In Uncategorized on October 12, 2003
better rested after a night back in my own lovely gigantic and comfortable bed in my lovely comfortable house in fact, but it was good to get away for the days if not the nights.
i was saved the trouble of having more photos to sort out by my camera going kaputt. you’ll have to look at darren’s evidence to see that i was there too. that’s taken at kymin, just inside england looking out over the border town of monmouth to the black mountains of wales in the distance.
autumn is my favourite season, we were a bit early for the trees really, though the forest of dean was still gorgeous. i’ll be keeping an eye out for when the colours are at their best around here over the next few months. maybe i’ll find myself something new to photograph them with too.

In books read on October 12, 2003
The opinions I've come across on this book are divided pretty evenly between 'couldn't read it' and 'absolutely loved it' - no one seems to end up on the middle ground. I thought the lack of averageness was as good a reason to read it as any, and besides, it sounded fascinatingly different from the mysteries I generally devour.
The story is divided into four separate narratives; each detailing some of the same events from another point of view, each adding to and changing the reader's idea of what has happened. The scene is mostly Oxford in 1663, after the English Civil War and before the Bubonic Plague and the Great Fire of London enter the history books. Many of the characters are real people, some of them I recognised, many of them I didn't know, there's a note at the end that points out the real from the fictional.
I wasn't totally compelled by the book, there were certainly parts of the second and third stories where I could have left the book for a while, but I couldn't put it down for too long. Darren assured me that Pears knew how to end a book and this added to my feeling that this was a book worth the effort of reading. At close on seven hundred pages, all written somewhat in seventeenth century style, it's quite a weighty read. The narratives that begin and end the story are easier reads than the two in between though and towards the end when all the pieces of the puzzle begin to fall into their places it's quite magical.

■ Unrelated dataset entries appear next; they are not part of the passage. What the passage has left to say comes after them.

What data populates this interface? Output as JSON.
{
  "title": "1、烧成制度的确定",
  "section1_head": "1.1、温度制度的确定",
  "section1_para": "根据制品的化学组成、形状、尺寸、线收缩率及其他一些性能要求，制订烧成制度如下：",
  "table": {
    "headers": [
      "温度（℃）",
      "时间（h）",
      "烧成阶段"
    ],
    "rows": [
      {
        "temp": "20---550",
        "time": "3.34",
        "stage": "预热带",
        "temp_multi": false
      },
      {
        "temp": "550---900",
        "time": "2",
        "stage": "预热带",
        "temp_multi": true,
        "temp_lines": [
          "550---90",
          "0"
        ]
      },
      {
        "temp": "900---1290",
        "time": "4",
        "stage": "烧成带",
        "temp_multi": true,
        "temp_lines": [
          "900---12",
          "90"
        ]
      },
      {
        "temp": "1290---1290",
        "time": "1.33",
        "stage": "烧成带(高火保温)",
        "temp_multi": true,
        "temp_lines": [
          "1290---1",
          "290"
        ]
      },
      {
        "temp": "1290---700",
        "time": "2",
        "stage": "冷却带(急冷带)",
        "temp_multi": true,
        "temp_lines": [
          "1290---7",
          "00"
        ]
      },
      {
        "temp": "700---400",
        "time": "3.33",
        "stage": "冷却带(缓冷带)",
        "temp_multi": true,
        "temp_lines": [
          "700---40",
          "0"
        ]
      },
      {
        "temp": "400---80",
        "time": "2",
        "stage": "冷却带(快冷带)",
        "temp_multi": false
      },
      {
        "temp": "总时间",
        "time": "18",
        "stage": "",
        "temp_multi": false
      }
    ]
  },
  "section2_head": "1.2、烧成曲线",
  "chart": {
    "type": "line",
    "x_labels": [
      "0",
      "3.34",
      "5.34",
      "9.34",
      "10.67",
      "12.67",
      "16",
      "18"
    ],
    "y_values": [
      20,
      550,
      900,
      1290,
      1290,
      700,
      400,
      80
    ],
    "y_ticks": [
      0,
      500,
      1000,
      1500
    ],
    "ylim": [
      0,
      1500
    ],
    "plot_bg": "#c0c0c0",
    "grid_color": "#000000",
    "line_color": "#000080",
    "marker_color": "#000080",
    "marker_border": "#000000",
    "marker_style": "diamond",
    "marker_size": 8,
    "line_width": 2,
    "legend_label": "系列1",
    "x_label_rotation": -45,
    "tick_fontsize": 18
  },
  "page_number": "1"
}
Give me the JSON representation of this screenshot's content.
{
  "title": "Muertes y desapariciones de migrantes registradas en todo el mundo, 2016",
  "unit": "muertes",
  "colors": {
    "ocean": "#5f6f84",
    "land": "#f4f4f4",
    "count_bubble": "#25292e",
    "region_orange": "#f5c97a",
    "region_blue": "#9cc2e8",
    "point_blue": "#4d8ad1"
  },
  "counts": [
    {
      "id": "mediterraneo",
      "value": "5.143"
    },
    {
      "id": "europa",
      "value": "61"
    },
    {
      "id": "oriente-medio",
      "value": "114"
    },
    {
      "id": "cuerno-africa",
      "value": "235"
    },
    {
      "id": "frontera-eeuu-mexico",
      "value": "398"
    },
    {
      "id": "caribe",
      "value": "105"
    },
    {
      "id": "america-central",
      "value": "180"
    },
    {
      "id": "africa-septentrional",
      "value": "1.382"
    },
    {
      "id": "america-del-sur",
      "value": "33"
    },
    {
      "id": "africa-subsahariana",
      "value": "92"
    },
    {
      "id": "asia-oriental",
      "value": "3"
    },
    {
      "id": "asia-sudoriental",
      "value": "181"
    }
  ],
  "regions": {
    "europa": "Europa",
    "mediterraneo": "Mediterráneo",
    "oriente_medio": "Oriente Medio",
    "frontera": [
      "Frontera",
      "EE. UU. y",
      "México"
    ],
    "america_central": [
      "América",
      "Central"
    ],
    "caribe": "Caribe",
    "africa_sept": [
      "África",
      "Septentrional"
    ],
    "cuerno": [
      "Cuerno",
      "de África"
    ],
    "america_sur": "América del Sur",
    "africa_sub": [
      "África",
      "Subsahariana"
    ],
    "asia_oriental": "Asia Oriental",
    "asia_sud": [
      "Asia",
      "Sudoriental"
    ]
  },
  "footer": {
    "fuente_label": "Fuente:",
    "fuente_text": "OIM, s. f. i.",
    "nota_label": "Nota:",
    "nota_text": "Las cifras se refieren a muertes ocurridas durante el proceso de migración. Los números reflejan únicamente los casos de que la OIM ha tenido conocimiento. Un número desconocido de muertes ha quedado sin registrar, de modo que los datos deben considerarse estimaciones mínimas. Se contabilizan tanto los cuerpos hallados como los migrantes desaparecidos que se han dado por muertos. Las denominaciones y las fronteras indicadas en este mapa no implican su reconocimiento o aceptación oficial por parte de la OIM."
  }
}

So I'm definitely camped out with the people who think this is an excellent book. One of the things that worried me when I was reading was that some of the small details would turn out to be essential to the plot and that my enjoyment would be marred by forgetting something that seemed minor, that while the four narratives built on top of each other I'd miss a difference between them that would ruin the book for me in the end. To future readers I'd just like to say that that won't be the case. Like any whodunnit the clues are clear enough when the author wants to make them seen, sit back and enjoy the story and let the author do his work.
Borrowed.
A copy of this book is available on BookMooch.

In Uncategorized on October 4, 2003
the mogcam has crashed so i can’t make the cats do their usual holiday message to the masses, sorry mum. i’m off to crash in the depths of a forest for a week, though from the level of activity around these parts lately you’d probably never have guessed if i hadn’t told you so. back when more rested.